Cuentos que no son cuentos
12 de septiembre de 2013
Canal de noticias de Asuntos Legales
Contenido
Como es más que frecuente en nuestro país, hay sobrevuelo y perplejidad porque un señor Manotas Char, asesinó a su vecino porque éste cometió la osadía de reclamarle por extenderse en tiempo y volumen, en una de sus habituales tenidas de alcohol y drogas.
Hoy todo el mundo se deshace en lamentos y a coro todos los afectados advierten que oportunamente habían avisado (a la administración de la copropiedad, a la Policía, al arrendador, al Sagrado Corazón de Jesús y al cura párroco) sin obtener respuesta alguna.
Con los episodios de violencia entre vecinos nuestra sociedad está afrontando una realidad alarmante: sin contar los muchos casos en que el silencio y la resignación son la única alternativa de las víctimas, con frecuencia salen a la luz pública casos aberrantes, en el estrato uno como en el seis.
Tengo cercano conocimiento de uno de esos episodios, muy en el norte de Bogotá, en el que una reclamación fundada, comedida y respetuosa de una pareja, que llevaba meses aguantando los ruidosos ágapes y la conducta ramplona y disoluta de un vecino, culminó en una seria golpiza que le generó secuelas en su salud a los dos reclamantes.
Me consta, de manera directa y personal, que el justo reclamo emprendido por los lesionados ha tenido oídos sordos en la Fiscalía General de la Nación.
Cerca de dos años han transcurrido sin que se haya podido superar la fase de conciliación, porque el agresor y sus compinches han burlado de frente las citaciones, se han excusado con mentiras y hasta han tenido el genuino descaro de constituir un apoderado para que concurra a las citaciones a hacer mofa de la situación, bajo el ominoso silencio de los fiscales que han conocido el caso.
Por el contrario, lejos de proceder con fundamento en la evidencia a su alcance (exámenes, videos, testimonios, libros de minuta de la copropiedad, certificados de incapacidad y diagnóstico de secuelas y varios etcéteras), los mismos funcionarios de la Fiscalía le han indicado a las víctimas que pierden su tiempo, que es mejor no ventilar más el asunto y que, en cuanto a ellos, no ven viable que se haga justicia, ahora, ni nunca.

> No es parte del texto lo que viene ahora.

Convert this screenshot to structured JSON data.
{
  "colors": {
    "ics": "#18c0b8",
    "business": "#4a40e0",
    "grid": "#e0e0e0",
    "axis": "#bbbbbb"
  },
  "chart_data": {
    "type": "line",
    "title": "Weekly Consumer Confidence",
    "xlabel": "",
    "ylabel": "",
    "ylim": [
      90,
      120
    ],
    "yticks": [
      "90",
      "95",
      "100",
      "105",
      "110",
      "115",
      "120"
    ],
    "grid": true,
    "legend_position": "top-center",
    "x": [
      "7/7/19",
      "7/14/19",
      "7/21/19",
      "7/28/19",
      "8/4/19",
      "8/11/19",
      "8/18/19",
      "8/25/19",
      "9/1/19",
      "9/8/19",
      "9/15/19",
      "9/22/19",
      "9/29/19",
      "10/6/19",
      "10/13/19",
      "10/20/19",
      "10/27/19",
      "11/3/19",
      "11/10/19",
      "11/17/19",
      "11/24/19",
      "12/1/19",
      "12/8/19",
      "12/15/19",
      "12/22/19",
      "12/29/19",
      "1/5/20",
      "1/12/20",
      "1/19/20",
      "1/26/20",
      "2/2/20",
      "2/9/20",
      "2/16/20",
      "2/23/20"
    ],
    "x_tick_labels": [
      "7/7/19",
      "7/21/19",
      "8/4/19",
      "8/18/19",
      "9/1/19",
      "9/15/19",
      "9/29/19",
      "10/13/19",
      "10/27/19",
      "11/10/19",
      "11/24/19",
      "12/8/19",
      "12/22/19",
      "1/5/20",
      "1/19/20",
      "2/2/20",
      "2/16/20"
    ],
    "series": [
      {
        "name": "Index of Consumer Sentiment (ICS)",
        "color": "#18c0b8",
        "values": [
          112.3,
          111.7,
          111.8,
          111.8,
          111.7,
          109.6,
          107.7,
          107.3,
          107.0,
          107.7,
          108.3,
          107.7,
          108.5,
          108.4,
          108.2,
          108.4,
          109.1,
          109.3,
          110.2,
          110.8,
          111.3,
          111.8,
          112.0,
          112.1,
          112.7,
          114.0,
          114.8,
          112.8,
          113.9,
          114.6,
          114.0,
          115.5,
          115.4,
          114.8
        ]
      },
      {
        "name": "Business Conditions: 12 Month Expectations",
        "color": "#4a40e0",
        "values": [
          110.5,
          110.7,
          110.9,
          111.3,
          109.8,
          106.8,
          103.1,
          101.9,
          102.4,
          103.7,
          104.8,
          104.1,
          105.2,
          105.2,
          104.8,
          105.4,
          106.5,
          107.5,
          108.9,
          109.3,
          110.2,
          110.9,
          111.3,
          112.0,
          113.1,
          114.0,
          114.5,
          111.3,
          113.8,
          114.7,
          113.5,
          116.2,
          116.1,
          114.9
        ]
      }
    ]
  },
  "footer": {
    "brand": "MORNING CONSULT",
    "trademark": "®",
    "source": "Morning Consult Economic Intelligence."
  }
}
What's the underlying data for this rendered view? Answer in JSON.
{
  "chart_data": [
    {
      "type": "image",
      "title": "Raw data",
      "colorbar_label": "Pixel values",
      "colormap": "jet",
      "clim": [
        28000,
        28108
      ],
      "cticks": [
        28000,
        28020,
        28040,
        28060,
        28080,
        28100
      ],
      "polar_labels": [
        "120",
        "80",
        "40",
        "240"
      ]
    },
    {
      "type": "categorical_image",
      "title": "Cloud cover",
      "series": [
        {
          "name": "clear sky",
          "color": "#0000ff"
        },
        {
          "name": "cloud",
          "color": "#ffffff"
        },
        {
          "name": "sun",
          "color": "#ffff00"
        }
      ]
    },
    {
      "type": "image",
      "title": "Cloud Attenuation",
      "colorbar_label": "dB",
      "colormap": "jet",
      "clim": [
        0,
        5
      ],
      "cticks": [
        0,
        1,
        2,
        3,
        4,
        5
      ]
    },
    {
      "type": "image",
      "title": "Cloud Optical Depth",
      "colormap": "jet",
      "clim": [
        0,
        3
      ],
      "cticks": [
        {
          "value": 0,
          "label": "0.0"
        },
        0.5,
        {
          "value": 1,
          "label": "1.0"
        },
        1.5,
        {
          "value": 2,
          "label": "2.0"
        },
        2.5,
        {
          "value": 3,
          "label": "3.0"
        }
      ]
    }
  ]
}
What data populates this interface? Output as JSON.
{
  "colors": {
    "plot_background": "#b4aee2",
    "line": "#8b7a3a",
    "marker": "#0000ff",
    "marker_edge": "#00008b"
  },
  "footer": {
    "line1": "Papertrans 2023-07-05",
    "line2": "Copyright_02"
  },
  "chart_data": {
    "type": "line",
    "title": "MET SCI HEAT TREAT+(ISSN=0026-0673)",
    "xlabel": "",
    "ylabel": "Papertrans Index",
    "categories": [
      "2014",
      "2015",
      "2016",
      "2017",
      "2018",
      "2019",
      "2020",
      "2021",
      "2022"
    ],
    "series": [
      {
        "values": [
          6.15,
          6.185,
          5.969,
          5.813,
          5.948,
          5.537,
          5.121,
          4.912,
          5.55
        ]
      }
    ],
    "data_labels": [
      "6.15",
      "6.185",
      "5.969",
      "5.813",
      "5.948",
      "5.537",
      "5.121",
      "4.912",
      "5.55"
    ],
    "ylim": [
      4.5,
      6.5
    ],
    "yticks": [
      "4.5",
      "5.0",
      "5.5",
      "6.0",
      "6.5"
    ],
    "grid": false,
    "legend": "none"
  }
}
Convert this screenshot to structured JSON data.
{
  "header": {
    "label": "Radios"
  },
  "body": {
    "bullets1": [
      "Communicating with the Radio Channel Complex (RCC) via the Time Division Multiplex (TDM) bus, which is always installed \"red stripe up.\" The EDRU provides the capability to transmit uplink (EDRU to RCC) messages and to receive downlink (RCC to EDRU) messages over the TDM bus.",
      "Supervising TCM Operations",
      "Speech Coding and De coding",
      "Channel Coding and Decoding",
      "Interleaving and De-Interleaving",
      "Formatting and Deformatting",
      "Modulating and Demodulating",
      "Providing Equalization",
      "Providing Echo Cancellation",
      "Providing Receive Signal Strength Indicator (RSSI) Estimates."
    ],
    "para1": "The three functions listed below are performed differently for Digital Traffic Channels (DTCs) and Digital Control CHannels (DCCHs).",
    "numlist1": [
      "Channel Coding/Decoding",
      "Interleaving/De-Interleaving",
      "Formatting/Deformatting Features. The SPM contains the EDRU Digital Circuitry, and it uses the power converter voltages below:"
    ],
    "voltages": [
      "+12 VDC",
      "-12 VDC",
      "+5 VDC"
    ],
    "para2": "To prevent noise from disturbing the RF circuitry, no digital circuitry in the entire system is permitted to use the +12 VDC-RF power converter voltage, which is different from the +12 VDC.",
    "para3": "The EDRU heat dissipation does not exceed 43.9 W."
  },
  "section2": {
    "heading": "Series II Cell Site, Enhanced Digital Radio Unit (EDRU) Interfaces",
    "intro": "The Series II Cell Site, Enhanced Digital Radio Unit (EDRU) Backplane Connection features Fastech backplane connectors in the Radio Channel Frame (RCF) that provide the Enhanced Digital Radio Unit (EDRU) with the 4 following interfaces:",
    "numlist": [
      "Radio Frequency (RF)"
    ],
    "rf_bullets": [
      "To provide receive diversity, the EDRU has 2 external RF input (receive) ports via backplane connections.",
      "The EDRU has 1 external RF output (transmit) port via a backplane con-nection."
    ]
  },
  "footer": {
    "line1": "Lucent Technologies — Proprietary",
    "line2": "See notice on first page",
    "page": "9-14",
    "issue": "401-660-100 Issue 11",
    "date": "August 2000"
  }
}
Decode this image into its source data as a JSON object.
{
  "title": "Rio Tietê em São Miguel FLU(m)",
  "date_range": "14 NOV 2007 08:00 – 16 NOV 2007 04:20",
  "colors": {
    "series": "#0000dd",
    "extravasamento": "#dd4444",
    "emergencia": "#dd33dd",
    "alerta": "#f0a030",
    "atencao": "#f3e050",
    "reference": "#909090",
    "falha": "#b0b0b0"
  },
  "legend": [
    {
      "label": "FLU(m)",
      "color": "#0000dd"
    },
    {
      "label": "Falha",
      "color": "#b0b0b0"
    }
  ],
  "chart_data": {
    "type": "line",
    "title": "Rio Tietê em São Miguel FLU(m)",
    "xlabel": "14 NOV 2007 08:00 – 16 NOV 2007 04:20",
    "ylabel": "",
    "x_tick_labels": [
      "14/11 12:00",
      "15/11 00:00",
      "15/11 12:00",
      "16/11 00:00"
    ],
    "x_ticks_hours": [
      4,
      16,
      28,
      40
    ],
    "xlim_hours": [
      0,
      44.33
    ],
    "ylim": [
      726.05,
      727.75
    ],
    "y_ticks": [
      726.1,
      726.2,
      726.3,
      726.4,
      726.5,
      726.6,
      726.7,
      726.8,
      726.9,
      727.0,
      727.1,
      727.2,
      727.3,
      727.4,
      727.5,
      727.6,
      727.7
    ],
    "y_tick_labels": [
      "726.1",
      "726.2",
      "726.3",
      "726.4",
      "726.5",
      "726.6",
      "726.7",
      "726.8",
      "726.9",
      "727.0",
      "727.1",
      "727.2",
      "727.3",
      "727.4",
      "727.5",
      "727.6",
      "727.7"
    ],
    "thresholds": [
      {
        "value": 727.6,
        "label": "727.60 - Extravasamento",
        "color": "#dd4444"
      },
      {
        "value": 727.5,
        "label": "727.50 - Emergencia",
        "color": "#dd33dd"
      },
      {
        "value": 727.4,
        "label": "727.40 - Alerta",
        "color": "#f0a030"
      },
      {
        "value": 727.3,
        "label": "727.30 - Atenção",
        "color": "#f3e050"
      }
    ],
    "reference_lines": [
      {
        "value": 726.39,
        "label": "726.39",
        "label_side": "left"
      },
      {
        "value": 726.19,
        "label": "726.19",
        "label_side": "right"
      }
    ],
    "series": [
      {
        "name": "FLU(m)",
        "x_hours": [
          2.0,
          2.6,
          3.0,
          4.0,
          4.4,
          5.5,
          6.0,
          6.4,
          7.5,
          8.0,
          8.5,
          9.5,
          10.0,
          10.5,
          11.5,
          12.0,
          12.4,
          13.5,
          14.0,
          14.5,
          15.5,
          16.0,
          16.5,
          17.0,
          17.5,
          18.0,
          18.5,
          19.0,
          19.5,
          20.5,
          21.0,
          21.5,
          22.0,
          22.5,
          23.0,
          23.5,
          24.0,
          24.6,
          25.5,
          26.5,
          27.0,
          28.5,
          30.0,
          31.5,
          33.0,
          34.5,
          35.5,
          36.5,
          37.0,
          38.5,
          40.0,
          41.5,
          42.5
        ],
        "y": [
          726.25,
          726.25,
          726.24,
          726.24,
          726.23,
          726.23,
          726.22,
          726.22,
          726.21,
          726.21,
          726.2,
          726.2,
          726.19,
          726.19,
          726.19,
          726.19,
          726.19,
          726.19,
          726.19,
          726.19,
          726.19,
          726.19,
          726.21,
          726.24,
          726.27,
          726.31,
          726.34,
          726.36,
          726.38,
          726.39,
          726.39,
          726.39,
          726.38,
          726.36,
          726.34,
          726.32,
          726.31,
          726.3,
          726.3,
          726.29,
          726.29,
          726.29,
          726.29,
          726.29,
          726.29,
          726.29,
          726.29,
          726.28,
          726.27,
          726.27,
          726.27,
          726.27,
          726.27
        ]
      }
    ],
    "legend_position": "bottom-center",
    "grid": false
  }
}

Movidos ya por el ánimo de confirmar si esa triste admonición es cercana a la realidad, los agredidos han consultado a aquilatados penalistas que han confirmado íntegramente lo que dicen los funcionarios de la Fiscalía: a nadie le interesan esos asuntos, es una respuesta común a varias consultas; no hay medios para hacerlo ni voluntad de investigar, es la otra.
El victimario funge como hombre de bien en el sector financiero. En este, como en la generalidad de los casos se impuso el argumento del terror que la violencia genera en la gente de bien. Los incómodos vecinos empacaron sus haberes y salieron en medio de las carreras, agradecidos por no haber sufrido males mayores.
Como el crimen de Manotas está en boca de todo el mundo, informa la prensa que en Villavicencio un juez penal puso en cintura a un matrimonio muy dado a las celebraciones y que, so pena de procesarlos por varios delitos, les impuso el ejemplar castigo de tener que presentarse ante el juzgado cada vez que se les requiera.
En realidad esa es una noticia: que no haya sido necesaria la muerte de una persona para que se impongan correctivos, así sean inanes.
El impacto social de la violencia entre vecinos es parecido a lo que sucede con los conductores ebrios: no existe la voluntad real de ponerle fin a esa situación y bajo el pretexto de la presunción de inocencia y la tesis pueril de no ser una amenaza para la sociedad, se ha llegado a la paradójica. y desde todo punto de vista inaceptable, situación de premiar el abuso y la grosería como modelos de conducta.
No hace falta consumarse en el estudio del derecho penal, ni de la sociología, ni de ninguna otra ciencia, para comprender que un individuo capaz de agredir al que vive a su lado para imponer su propia manera de ser es, per se, un peligro para la sociedad.
Un cacerolazo lo tienen bien merecido la Policía y la Fiscalía porque su indiferencia las pone frente a la sociedad a favor de estos salvajes cuyos motivos de celebración, sus depresiones o sus adicciones representan un valor más alto que el de las buenas costumbres.
Pero como ya es lección aprendida en Colombia, al asunto habrá que meterle otros muertos más, antes de que alguien se apersone del tema.
Con razón indican las estadísticas, que son la cara vergonzante del mal gobierno, que más del 70% de los colombianos no creen en la administración de justicia.
Todos los días nos tratan de contar cuentos que no son cuentos.